Pepper, the evil elf, looking with wide elf eyes into a dollhouse Image: Prime Video
Petrana Radulovic is an entertainment reporter specializing in animation, fandom culture, theme parks, Disney, and young adult fantasy franchises.

There is a moment near the end of Prime Video’s new Christmas movie Candy Cane Lane that will now be seared into my brain every time I look at Christmas tree decorations. Evil elf Pepper (Jillian Bell) pulls a spherical glass ornament out of her pocket and takes a big chomp out of it like it’s an apple. There’s this chilling crunch noise as she continues to chew, the exact opposite of a soothing ASMR effect.

It’s a small detail in the hullabaloo of the movie’s chaotic finale, but it’s so visceral, I will never be able to forget it.

This weirdly horrific take on a common piece of Christmas decor basically illustrates the entire premise of Candy Cane Lane, and exactly what the movie does best. Director Reginald Hudlin and screenwriter Kelly Younger dare ask the question, “How terrifying can we make Christmas without actually making it scary?” And man oh man, Candy Cane Lane’s Christmas gets pretty darn terrifying.

Jillian Bell’s Pepper takes a big bite of a Christmas ornament
Cronch
Image: Prime Video

The story kicks off when, in an effort to win his neighborhood’s holiday decorating competition, Chris Carver (Eddie Murphy) makes a strange deal with the owner of a Christmas store. However, that owner turns out to be Pepper, who defected from the North Pole after deciding that Santa’s gotten too lax with his Nice list. She’s on a mission to huntdown wrongdoers and lure them into Faustian bargains. When they fail to uphold their end of the deals, she turns them into tiny porcelain figurines for her little Christmas village, dooming them to live out eternity in Yuletide cheer.

In Chris’ case, his deal with Pepper grants him some magical decorations for a “12 Days of Christmas”-themed display that stuns the neighborhood. But then it comes to life and begins to terrorize him and his family. As the animals and people from the classic carol wreak havoc on the Carvers’ day-to-day lives, Chris must find the golden rings from the tune’s lyrics and present them to Pepper by 8 p.m. on Christmas Eve, or he, too, will be doomed to be a tiny Christmas figurine forever and ever.

Candy Cane Lane is an unhinged comedy with a bizarre premise, but it does do the typical holiday movie thing, with a story centered around family themes.
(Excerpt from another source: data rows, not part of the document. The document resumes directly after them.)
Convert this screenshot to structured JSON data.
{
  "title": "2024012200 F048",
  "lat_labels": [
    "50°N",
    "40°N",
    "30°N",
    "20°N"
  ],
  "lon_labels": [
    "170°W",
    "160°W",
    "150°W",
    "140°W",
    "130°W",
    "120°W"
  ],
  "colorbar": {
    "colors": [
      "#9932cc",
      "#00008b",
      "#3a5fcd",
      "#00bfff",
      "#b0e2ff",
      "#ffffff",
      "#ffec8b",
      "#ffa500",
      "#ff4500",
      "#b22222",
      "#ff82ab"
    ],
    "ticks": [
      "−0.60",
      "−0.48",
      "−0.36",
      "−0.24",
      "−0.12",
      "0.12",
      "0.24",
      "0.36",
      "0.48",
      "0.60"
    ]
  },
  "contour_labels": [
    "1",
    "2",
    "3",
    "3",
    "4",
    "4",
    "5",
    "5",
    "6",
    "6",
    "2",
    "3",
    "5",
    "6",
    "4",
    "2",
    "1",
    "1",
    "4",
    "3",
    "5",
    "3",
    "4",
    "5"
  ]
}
There are messages about parents being OK with their kids growing up, a family learning to communicate and trust one another, and the general search for the true meaning of Christmas. All of that is fairly standard and pulled off pretty well, especially given the movie’s general chaos.

Three tiny little porcelain Christmas figurines Photo: Courtesy of Prime

But what I’m going to remember is the scene where middle Carver child Nick (Thaddeus J. Mixson) opens a classroom door and finds one of the carol’s “maids a-milking” kneeling by a cow, a golden ring piercing the bovine’s nostrils. As he approaches, the maid coquettishly says, “Hi. Got milk?” Then she aims the cow’s udder at him and splashes him with a stream of milk. Thus begins a battle between Nick and milkmaid as he tries to get the golden ring and she fends him off through the power of dairy.

It’s unhinged. It’s delightful. It turns cutesy Christmas quirks into batshit terror. I will never be able to sing “The 12 Days of Christmas” without thinking of a lords a-leapin’ ambush or strategically aimed udders ever again.

Christmas comedies are usually known for their off-the-walls hijinks, usually because one bad thing after another happens as the main characters try to have a happy holiday. There’s a time and place for more subdued and meaningful holiday movies, like It’s a Wonderful Life, Klaus, or A Muppet Christmas Carol. But when you’re doing Christmas hijinks, you have to commit. Send in an elf SWAT team, like in The Santa Clause. Have the main character fake deliver a heart transplant, like in I’ll Be Home for Christmas. Kidnap your brother-in-law’s cruel boss, like in National Lampoon’s Christmas Vacation. Candy Cane Lane stands by the fine tradition of pushing the shenanigans meter to full throttle, the way the most fun Christmas comedies ought to be.

Candy Cane Lane is available on Prime Video.